The simplest Python cache for Data Scientist:
- cache on disk, use between runs,
- use at function call, not definition.
If you don't want to wait for a given compute()
function to complete
each time you run the script, you can cache it:
import cacha
result = compute(data) # regular usage, slow
result = cacha.cache(compute, (data, )) # usage with cache
The cached data is stored in $HOME/.cacha/
. Each time you run the
function with identical input arguments, the output data will be loaded,
instead of being computed.
It can be easily used with popular data structures like pandas.DataFrame
or
numpy.array
. In case of complicated python objects that can't be easily
hashed, you can use an additional key
parameter that forces saving the cache
based on the key
value.
import cacha
result = cacha.cache(compute, (data, ), key="compute-v3")
How is it different other caching packages?
In contrary to many other tools, cacha:
- is used at the function call, not definition.
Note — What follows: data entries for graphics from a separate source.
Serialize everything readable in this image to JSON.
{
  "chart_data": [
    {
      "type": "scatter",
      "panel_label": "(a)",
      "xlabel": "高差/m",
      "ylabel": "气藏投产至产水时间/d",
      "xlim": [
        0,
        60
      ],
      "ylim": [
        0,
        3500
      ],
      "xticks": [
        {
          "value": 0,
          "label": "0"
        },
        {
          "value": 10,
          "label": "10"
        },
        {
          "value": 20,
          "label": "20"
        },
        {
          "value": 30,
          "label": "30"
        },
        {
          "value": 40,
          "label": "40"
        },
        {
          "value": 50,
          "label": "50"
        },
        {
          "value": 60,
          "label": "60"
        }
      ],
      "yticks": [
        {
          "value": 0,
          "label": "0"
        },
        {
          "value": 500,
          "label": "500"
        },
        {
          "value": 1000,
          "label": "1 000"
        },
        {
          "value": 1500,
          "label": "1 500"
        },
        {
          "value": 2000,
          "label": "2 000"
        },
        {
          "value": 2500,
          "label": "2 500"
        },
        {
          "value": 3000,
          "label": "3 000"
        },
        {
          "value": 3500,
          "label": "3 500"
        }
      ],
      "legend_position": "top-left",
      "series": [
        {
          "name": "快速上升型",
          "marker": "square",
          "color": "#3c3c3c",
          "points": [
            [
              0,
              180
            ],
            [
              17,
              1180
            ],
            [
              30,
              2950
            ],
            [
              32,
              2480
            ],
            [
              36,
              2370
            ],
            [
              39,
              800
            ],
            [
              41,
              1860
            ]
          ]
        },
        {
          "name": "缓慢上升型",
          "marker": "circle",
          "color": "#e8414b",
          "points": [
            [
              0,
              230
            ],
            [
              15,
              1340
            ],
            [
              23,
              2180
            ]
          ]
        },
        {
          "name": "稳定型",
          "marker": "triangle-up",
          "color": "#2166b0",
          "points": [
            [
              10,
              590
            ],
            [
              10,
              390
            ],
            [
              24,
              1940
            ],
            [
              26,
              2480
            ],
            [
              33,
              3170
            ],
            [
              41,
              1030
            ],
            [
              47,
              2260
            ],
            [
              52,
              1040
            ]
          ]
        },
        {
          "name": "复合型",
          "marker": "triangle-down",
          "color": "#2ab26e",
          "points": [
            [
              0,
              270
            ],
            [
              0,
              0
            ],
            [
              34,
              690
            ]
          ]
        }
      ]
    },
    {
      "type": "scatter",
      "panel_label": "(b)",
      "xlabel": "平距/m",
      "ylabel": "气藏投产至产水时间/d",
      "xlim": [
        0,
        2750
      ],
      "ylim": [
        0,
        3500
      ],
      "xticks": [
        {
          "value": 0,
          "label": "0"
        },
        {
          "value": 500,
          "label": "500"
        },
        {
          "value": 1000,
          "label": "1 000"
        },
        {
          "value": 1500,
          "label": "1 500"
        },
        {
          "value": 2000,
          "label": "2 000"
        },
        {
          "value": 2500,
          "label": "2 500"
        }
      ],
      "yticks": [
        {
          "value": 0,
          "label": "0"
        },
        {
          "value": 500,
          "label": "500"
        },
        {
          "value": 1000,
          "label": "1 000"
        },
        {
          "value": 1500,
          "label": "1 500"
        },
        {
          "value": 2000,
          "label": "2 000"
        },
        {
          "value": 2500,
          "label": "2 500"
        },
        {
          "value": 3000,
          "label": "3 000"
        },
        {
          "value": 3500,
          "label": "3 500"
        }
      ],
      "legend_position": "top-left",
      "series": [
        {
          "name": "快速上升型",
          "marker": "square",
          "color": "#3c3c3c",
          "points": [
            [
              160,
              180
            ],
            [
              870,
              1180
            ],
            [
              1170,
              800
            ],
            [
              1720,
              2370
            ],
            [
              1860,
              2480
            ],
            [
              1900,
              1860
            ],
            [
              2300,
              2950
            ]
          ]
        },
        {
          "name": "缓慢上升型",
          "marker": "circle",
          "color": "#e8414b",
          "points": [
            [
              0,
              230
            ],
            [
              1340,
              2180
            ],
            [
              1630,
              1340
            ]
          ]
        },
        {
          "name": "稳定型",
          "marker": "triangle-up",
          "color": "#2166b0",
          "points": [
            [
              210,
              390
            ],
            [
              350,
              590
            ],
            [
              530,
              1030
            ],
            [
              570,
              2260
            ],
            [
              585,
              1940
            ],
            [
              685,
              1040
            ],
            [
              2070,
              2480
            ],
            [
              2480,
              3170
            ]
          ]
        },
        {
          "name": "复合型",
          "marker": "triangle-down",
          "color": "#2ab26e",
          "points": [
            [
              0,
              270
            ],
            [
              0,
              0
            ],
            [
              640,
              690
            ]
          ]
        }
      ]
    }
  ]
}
Many packages implement
the
@cache
decorator that has to be used before definition of a function that is not easy enough to use. - it stores the cache on disk which means you can use cache between runs. This is convenient in data science work.
How can I clear the cache?
Just delete the $HOME/.cacha/
directory. You can also call cacha.clean()
which has the same effect.
Why does it require the pandas
, numpy
and other libraries?
To properly cache the objects from specific packages, it is necessary to have access to the functions they provide in that regard.
The main goal of cache is not to be lightweight but to provide the best developer experience.
However most of the required packages are usually used in Machine Learning projects anyway.